In this post, we describe, following first-hand reports and recordings of the event (much of which can be heard on Youtube), a comparably glittering evening, the farewell of 1966. In comparing that gala to the recent 50th anniversary commemoration we take a close look at the staging, the repertoire, and most particularly, on the roster of stars. This comparison, that we will pursue further in our next post, may be useful in shedding light on the straits in which the company finds itself today.

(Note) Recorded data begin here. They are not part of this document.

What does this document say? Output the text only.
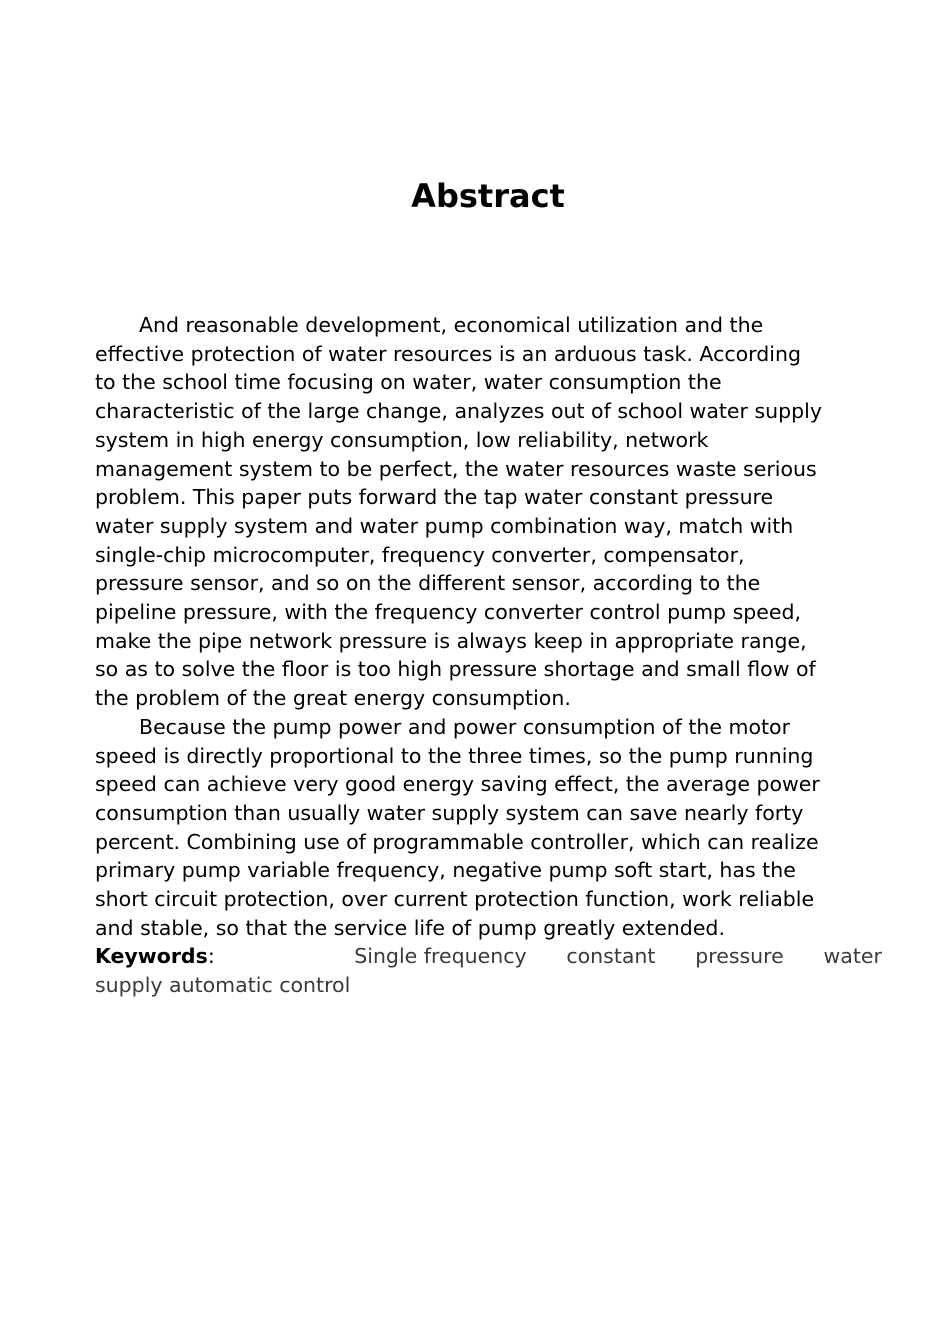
Abstract
And reasonable development, economical utilization and the
effective protection of water resources is an arduous task. According
to the school time focusing on water, water consumption the
characteristic of the large change, analyzes out of school water supply
system in high energy consumption, low reliability, network
management system to be perfect, the water resources waste serious
problem. This paper puts forward the tap water constant pressure
water supply system and water pump combination way, match with
single-chip microcomputer, frequency converter, compensator,
pressure sensor, and so on the different sensor, according to the
pipeline pressure, with the frequency converter control pump speed,
make the pipe network pressure is always keep in appropriate range,
so as to solve the floor is too high pressure shortage and small flow of
the problem of the great energy consumption.
Because the pump power and power consumption of the motor
speed is directly proportional to the three times, so the pump running
speed can achieve very good energy saving effect, the average power
consumption than usually water supply system can save nearly forty
percent. Combining use of programmable controller, which can realize
primary pump variable frequency, negative pump soft start, has the
short circuit protection, over current protection function, work reliable
and stable, so that the service life of pump greatly extended.
Keywords:	Single frequency constant pressure water
supply automatic control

At eight o’clock on April 16, 1966, the curtain came up on the farewell concert at the Old Met on 39th Street and Broadway; it came down at 1:25 the next morning. The program featured no fewer than fifty-seven artists, among them scores of now legendary Met names. Some, such as Dorothy Kirsten, Robert Merrill, and Regina Resnik, who had begun their careers under the regime of the former general manager during the 1940s, would go on to sing at the new Met. Especially moving were the turns of those for whom this would be the last hurrah. A long ovation greeted Licia Albanese’s “Un bel dì”; to shouts of “Save the Met,” she kissed her fingers and bent to touch the floor. Another was for Eleanor Steber as Vanessa. This line from Samuel Barber’s quintet was no doubt achingly poignant: “Let me look around once more. Who knows when I shall see this house again!” The most thunderous applause was reserved for Zinka Milanov. Near the end of the concert, with Richard Tucker, she sang the final duet from Andrea Chénier. Bravos mixed with cries of “We love you, Zinka” lasted a full five minutes.

Dorothy Kirsten’s selection was “Depuis le jour.” Here she sings the aria from Louise in a commerical recording. Kirsten’s value to the company was alrewady evident in the 1947-1948 revival of Charpentier’s opera. In this clip, the soprano exhibits the impeccable technique that would serve her through more than thirty years at the Met, the purity of her silvery timbre, and the ease with which she floats the notes in the upper register.


It came as no surprise that Licia Albanese chose “Un bel dì” from Puccini’s Madama Butterfly, the opera in which she made her Met debut in 1940. Cio-Cio-Sanxx became her signature role; she sang it last  in 1965-1966, the season that marked her farewell together with that of the Old Met. This rendition of the aria, from a 1958 recording of the complete opera, gives a sense of the urgency and passion that were Albanese’s trademark.




The gala served also as a showcase for the first sixteen years of general manager Rudolf Bing’s regime and more specifically for the artists he had contracted during his tenure: Cesare Siepi, Nicolai Gedda, Jon Vickers, Régine Crespin, James McCracken, Teresa Stratas. Siepi made his company debut as King Philip in Verdi’s Don Carlo on the triumphant opening night of Bing’s first season, 1950-1951. He immediately established himself as the Met’s leading bass and held that position for more than twenty years. Philip’s majesterial xx aria, “Elle giammai m’amò,” was his to sing at the gala. As we hear in this 1970 televised concert in Cologne, his velvet timbre and seemless legato remained intact.


When Jon Vickers sang in Die Walküre, audiences could forget that, beginning in the second half of the 20th century, Wagner singing began the decline that continues to this day. This 1963 concert performance of Siegmund’s ecastatic “Winterstürme wichen dem Wonnemond,” his contribution to the 1966 gala, captures the tenor at his intense, compelling best, his timbre brilliant, his immersion in the music complete.


Five of the superstars Bing had brought to the Met were also on the program: Renata Tebaldi, Franco Corelli, Birgit Nilsson, Montserrat Caballé, Leontyne Price. The Bing era coincided with Price’s ascension to the very peak of international stardom. Here, in a 1963 excerpt from the televised “Voice of Firestone,” she reprises Leonora’s “D’amor sulle ali rosee” from Il Trovatore, the opera of her company debut in 1961, as she did again in the 1963 concert. Shimmering tone, ease of emission, grandeur, and Verdian style are at her bid with an authority available to very few.





A number of dazzling newcomers in 1965-1966 who would figure prominently on future rosters. Grace Bumbry, Mirella Freni, Nicolai Ghiaurov, James King, Alfredo Kraus, Sherrill Milnes, and Renata Scotto, were not present at the April 1966 adieu. There were other, even more notable absences, Lauritz Melchior and Helen Traubel, both of whom had had bitter clashes with Bing. Then there were the stars Bing drew to the Met who had shone brightly and then had disappeared for various reasons in the years before the gala. Joan Sutherland had left in 1964 of her own volition and would return in 1966–1967. Antonietta Stella was dismissed after just four seasons, likely because she challenged the general manager’s interdiction of the solo bow. Cesare Valletti had been let go for reasons still obscure. Victoria de los Angeles was offended when Bing chose Eileen Farrell for Manuel de Falla’s Atlantida. Farrell herself (not a Bing favorite) sang only forty-seven Met performances, a total that would have been far greater had she taken on the Wagnerian heroines to which she was so splendidly suited. The most glaring absence at the farewell was the voice of the most famous diva of all, that of Maria Callas.